Researchers Turn Stone Into a Battery for Your Future Smart Home Systems

A trio of researchers from Kookmin University and the Kumoh National Institute of Technology have come up with a novel way to power future smart home systems: functional stones that can turn countertops and walls into batteries.

"We implemented a high-performance asymmetric microsupercapacitor (MSC) on a natural stone surface," the team explains of its work in creating novel energy storage systems (ESSs) for ubiquitous electronics, "which represents a class of omnipresent, low-cost, eco-friendly, and recyclable energy storage interface for sustainable and conveniently accessible ESSs."

The devices created by the team are designed to be modular. An individual micro-supercapacitive stone, known as a hybrid MSC, is made up of highly-conductive porous copper electrodes on a marble substrate, followed by electroplating to introduce the energy-storage capabilities. Multiple modules can be linked together to boost the capacity — either on a flat work surface, a wall, or even across three dimensions.

"The fabricated MSC stone cells were successfully scaled up via serial or parallel connections to achieve the concept of a scalable energy storage wall applicable as a three-dimensional energy station inside or outside a whole-building interface," the team explains. "The excellent durability of the MSC wall was confirmed by harsh-impact tests, and it was attributed to the robustness of the LMI [Laser-Material Interaction]-derived Cu current collectors and electroplated MSC metal oxides."

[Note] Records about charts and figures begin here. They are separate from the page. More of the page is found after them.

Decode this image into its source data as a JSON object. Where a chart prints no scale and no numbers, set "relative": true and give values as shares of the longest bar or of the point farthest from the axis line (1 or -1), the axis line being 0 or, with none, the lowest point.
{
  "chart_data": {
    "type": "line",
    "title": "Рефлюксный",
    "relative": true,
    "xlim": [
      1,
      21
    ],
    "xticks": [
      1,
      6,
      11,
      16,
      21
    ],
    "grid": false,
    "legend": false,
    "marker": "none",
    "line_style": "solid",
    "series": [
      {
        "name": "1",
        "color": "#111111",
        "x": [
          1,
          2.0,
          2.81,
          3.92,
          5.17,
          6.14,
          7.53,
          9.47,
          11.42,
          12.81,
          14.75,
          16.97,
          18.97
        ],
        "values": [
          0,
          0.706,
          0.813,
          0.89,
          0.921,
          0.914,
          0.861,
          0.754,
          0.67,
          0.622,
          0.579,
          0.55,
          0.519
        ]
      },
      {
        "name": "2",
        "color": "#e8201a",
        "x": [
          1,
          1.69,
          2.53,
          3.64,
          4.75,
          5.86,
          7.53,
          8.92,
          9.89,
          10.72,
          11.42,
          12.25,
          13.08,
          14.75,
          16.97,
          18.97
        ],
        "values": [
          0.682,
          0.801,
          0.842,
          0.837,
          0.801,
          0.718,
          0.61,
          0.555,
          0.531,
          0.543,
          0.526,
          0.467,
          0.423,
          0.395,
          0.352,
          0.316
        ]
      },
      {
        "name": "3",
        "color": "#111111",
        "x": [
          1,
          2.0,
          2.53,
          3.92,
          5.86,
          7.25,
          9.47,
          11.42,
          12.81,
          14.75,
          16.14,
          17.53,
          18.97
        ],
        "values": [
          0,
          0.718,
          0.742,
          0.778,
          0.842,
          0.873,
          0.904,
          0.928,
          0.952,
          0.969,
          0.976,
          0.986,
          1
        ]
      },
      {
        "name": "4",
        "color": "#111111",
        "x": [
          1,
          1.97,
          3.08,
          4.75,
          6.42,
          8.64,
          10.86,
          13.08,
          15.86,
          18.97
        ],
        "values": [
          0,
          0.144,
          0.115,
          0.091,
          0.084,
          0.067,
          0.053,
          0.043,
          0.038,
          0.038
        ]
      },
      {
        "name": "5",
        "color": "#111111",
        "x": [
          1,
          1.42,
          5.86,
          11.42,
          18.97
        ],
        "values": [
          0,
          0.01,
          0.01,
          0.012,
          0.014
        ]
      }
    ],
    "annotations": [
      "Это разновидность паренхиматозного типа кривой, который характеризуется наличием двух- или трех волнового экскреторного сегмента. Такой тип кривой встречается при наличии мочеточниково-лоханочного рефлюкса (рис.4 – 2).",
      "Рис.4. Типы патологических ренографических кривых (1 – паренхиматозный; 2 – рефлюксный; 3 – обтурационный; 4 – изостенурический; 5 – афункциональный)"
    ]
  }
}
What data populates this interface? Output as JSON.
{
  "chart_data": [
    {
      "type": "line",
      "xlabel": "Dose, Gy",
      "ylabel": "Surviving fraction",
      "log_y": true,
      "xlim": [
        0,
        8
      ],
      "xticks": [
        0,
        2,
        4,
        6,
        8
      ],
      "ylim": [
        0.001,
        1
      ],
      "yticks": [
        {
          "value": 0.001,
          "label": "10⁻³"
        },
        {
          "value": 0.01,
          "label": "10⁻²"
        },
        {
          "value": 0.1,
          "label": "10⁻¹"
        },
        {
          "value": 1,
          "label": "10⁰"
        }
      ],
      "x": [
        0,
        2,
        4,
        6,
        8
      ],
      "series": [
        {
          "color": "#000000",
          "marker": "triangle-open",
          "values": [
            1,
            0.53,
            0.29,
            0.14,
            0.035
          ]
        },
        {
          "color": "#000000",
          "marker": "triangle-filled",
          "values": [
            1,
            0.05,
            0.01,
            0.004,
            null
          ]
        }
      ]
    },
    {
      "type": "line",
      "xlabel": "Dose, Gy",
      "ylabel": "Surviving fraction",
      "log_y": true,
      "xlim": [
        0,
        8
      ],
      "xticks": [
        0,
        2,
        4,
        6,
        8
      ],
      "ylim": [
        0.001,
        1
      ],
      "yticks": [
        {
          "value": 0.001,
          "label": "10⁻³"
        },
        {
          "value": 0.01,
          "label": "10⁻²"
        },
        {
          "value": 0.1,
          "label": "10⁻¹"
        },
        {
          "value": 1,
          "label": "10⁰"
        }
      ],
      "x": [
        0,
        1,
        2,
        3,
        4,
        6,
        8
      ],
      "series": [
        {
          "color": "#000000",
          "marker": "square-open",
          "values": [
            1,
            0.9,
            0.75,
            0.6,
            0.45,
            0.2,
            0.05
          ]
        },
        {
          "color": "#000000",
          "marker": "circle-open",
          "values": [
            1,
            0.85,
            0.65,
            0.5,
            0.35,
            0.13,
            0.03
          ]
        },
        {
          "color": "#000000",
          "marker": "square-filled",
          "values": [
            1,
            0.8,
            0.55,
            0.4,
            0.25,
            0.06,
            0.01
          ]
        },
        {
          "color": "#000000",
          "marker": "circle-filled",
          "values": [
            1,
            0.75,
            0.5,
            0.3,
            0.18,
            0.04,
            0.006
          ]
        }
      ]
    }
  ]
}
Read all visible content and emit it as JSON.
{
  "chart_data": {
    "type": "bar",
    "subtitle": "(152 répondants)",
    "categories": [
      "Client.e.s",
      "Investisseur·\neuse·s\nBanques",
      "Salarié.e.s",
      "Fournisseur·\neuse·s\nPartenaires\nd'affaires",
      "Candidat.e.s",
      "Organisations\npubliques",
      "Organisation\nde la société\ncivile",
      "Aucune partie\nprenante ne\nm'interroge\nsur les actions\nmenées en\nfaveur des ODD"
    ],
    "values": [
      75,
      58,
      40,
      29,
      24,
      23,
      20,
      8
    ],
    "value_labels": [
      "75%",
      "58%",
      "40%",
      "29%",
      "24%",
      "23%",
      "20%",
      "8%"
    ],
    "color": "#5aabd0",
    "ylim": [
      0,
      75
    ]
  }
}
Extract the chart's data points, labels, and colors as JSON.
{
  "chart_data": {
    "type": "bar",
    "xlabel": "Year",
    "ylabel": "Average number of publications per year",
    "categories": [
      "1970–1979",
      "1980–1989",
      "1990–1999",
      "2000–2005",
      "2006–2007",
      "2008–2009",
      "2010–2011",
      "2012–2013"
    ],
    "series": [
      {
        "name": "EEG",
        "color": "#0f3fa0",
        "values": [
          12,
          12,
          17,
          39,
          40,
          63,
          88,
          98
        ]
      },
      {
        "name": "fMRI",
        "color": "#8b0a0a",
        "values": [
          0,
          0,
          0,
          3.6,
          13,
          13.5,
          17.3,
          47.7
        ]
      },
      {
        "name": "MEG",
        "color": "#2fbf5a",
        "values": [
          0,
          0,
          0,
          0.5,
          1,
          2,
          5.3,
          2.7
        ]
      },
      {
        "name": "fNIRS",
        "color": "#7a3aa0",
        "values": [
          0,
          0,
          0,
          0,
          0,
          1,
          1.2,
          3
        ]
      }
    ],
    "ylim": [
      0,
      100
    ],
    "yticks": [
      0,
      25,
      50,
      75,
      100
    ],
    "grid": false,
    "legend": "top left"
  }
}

Building their devices atop stone gives the team a natural advantage: Stone is already a common building material, and the manufacturing approach used to turn it into a housing for a hybrid capacitor is relatively simple. Better still, the devices proved robust — sustaining their capacity even over 4,000 charge-discharge cycles, which is good news for anyone who doesn't fancy ripping out their kitchen countertops because they no longer hold enough charge to run the smart thermostat.

There's another trick up the devices' sleeve, too: It is, the researchers claim, producible without harsh chemical etching and easily recycled by simply grinding everything up at once — "thus," the team concludes, "considerably reducing the environmental pollutants and helping to realize green electronics."

The team's work has been published in the journal ACS Nano under closed-access terms.